Thea Vroomen sits in her wheelchair, her arms resting on a lacy tablecloth, looking benignly across the table at her daughter.

This wouldn’t normally be unusual: Karin Berenschot-Vroomen has visited her 78-year-old mother three times a week since she went into a nursing home with Alzheimer’s in 2017.

But now that Vitalis ‘t Lint in Eindhoven has gone into lockdown and banned visitors, like all the Netherlands’ 2,500 homes, this is a very unusual visit: they are in a small, specially cleaned cabin, with a Perspex screen between them, and two separate doors.

‘The cabins are normally used for festivals,’ says Flexotels marketing and sales manager Jeroen van Vliet. ‘But the events sector has been hard hit and our income had fallen to zero. We had to think of something quickly and act to save our business.’

FlexVisit

The idea they came up with was the FlexVisit cabin: two sides have two separate doors, separated by the screen. In complete hygiene and privacy, people who need to stay apart because of coronavirus regulations can sit just centimetres away from each other.

For Karin and her husband Jan – who sits vaping next to her – it’s a valuable chance to catch up with her mum. ‘I think it’s very important for her to see us,’ she says. ‘If I didn’t see her for two or three months, I do think her health would decline.’

As it stands, though, Mrs Vroomen says everything is good – although her care worker has to explain why they are in a cabin in the garden and can’t simply meet outside.
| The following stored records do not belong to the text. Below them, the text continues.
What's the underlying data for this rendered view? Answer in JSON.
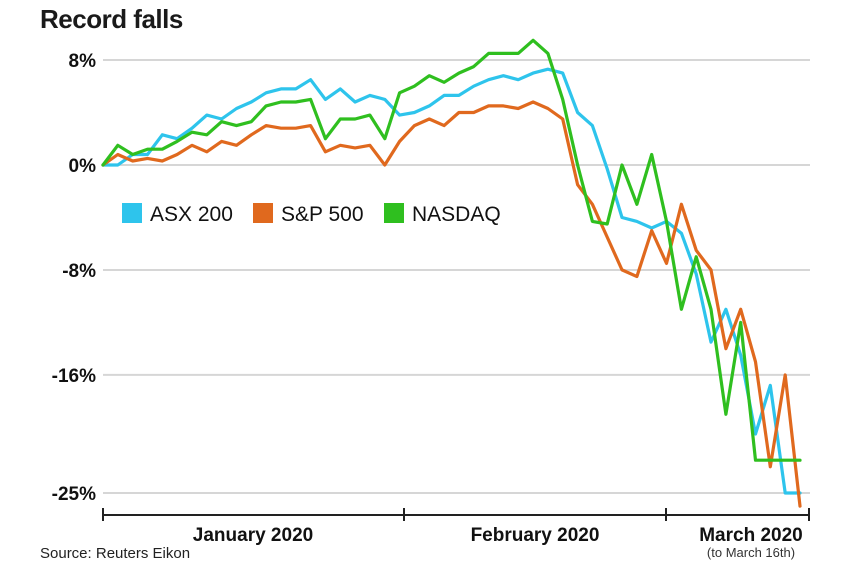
{
  "title": "Record falls",
  "source": "Source: Reuters Eikon",
  "chart_data": {
    "type": "line",
    "title": "Record falls",
    "xlabel": "",
    "ylabel": "",
    "ylim": [
      -25,
      8
    ],
    "yticks": [
      {
        "value": 8,
        "label": "8%"
      },
      {
        "value": 0,
        "label": "0%"
      },
      {
        "value": -8,
        "label": "-8%"
      },
      {
        "value": -16,
        "label": "-16%"
      },
      {
        "value": -25,
        "label": "-25%"
      }
    ],
    "x_categories": [
      {
        "label": "January 2020",
        "note": ""
      },
      {
        "label": "February 2020",
        "note": ""
      },
      {
        "label": "March 2020",
        "note": "(to March 16th)"
      }
    ],
    "legend_position": "middle-left",
    "grid": true,
    "series": [
      {
        "name": "ASX 200",
        "color": "#2ec4ec",
        "x": [
          0,
          1,
          2,
          3,
          4,
          5,
          6,
          7,
          8,
          9,
          10,
          11,
          12,
          13,
          14,
          15,
          16,
          17,
          18,
          19,
          20,
          21,
          22,
          23,
          24,
          25,
          26,
          27,
          28,
          29,
          30,
          31,
          32,
          33,
          34,
          35,
          36,
          37,
          38,
          39,
          40,
          41,
          42,
          43,
          44,
          45,
          46,
          47,
          48,
          49,
          50
        ],
        "values": [
          0,
          0,
          0.8,
          0.8,
          2.3,
          2.0,
          2.8,
          3.8,
          3.5,
          4.3,
          4.8,
          5.5,
          5.8,
          5.8,
          6.5,
          5.0,
          5.8,
          4.8,
          5.3,
          5.0,
          3.8,
          4.0,
          4.5,
          5.3,
          5.3,
          6.0,
          6.5,
          6.8,
          6.5,
          7.0,
          7.3,
          7.0,
          4.0,
          3.0,
          -0.3,
          -4.0,
          -4.3,
          -4.8,
          -4.3,
          -5.2,
          -8.3,
          -13.5,
          -11.0,
          -14.5,
          -20.5,
          -16.8,
          -25.0,
          -25.0,
          -25.0,
          -25.0,
          -25.0
        ]
      },
      {
        "name": "S&P 500",
        "color": "#e0691e",
        "x": [
          0,
          1,
          2,
          3,
          4,
          5,
          6,
          7,
          8,
          9,
          10,
          11,
          12,
          13,
          14,
          15,
          16,
          17,
          18,
          19,
          20,
          21,
          22,
          23,
          24,
          25,
          26,
          27,
          28,
          29,
          30,
          31,
          32,
          33,
          34,
          35,
          36,
          37,
          38,
          39,
          40,
          41,
          42,
          43,
          44,
          45,
          46,
          47,
          48,
          49,
          50
        ],
        "values": [
          0,
          0.8,
          0.3,
          0.5,
          0.3,
          0.8,
          1.5,
          1.0,
          1.8,
          1.5,
          2.3,
          3.0,
          2.8,
          2.8,
          3.0,
          1.0,
          1.5,
          1.3,
          1.5,
          0,
          1.8,
          3.0,
          3.5,
          3.0,
          4.0,
          4.0,
          4.5,
          4.5,
          4.3,
          4.8,
          4.3,
          3.5,
          -1.5,
          -3.0,
          -5.5,
          -8.0,
          -8.5,
          -5.0,
          -7.5,
          -3.0,
          -6.5,
          -8.0,
          -14.0,
          -11.0,
          -15.0,
          -23.0,
          -16.0,
          -26.0,
          -26.0,
          -26.0,
          -26.0
        ]
      },
      {
        "name": "NASDAQ",
        "color": "#2fbf1f",
        "x": [
          0,
          1,
          2,
          3,
          4,
          5,
          6,
          7,
          8,
          9,
          10,
          11,
          12,
          13,
          14,
          15,
          16,
          17,
          18,
          19,
          20,
          21,
          22,
          23,
          24,
          25,
          26,
          27,
          28,
          29,
          30,
          31,
          32,
          33,
          34,
          35,
          36,
          37,
          38,
          39,
          40,
          41,
          42,
          43,
          44,
          45,
          46,
          47,
          48,
          49,
          50
        ],
        "values": [
          0,
          1.5,
          0.8,
          1.2,
          1.2,
          1.8,
          2.5,
          2.3,
          3.3,
          3.0,
          3.3,
          4.5,
          4.8,
          4.8,
          5.0,
          2.0,
          3.5,
          3.5,
          3.8,
          2.0,
          5.5,
          6.0,
          6.8,
          6.3,
          7.0,
          7.5,
          8.5,
          8.5,
          8.5,
          9.5,
          8.5,
          5.0,
          0,
          -4.3,
          -4.5,
          0,
          -3.0,
          0.8,
          -4.3,
          -11.0,
          -7.0,
          -11.0,
          -19.0,
          -12.0,
          -22.5,
          -22.5,
          -22.5,
          -22.5,
          -22.5,
          -22.5,
          -22.5
        ]
      }
    ]
  }
}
André de Loof, activities worker, is impressed with the cabin concept. ‘It’s a good step to have alongside everything else,’ he says. ‘We were Skyping and calling but this is really something special.’

Emotional

The home has just extended the cabin’s week-long hire to a month due to the demand – from people wanting to drop in and stay in touch to fragile residents saying goodbye to loved ones for the last time.

‘In the cabin, there are very emotional moments, and people really blossom,’ says Ingrid van den Berg, location manager at Vitalis ‘t Lint. ‘This is an emergency solution that means we are still able to protect vulnerable older people.’

For Flexotels, based in Best, it’s also a signal that its converted two-bed cabins could be used for all kinds of purposes during the coronavirus lockdown, bringing the business a much-needed €3,000 per cabin per month. ‘We are getting requests from all kinds of companies that need personal contact,’ says Van Vliet. ‘I anticipate that we will hire out every single unit in the next week.’

Angst

Particularly for people in care homes – 70% of whom have dementia and may struggle with devices – the concept is life-changing.

Gerjoke Wilmink, executive director of Alzheimer Nederland, said: ‘For a lot of people with dementia, the telephone doesn’t work because they recognise who people are through physical contact.

‘Angst and panic can also have a negative effect, and it is very difficult to explain the coronavirus again each time. This is a very sad situation, but for people who can have one, a visitors’ cabin is terrific.’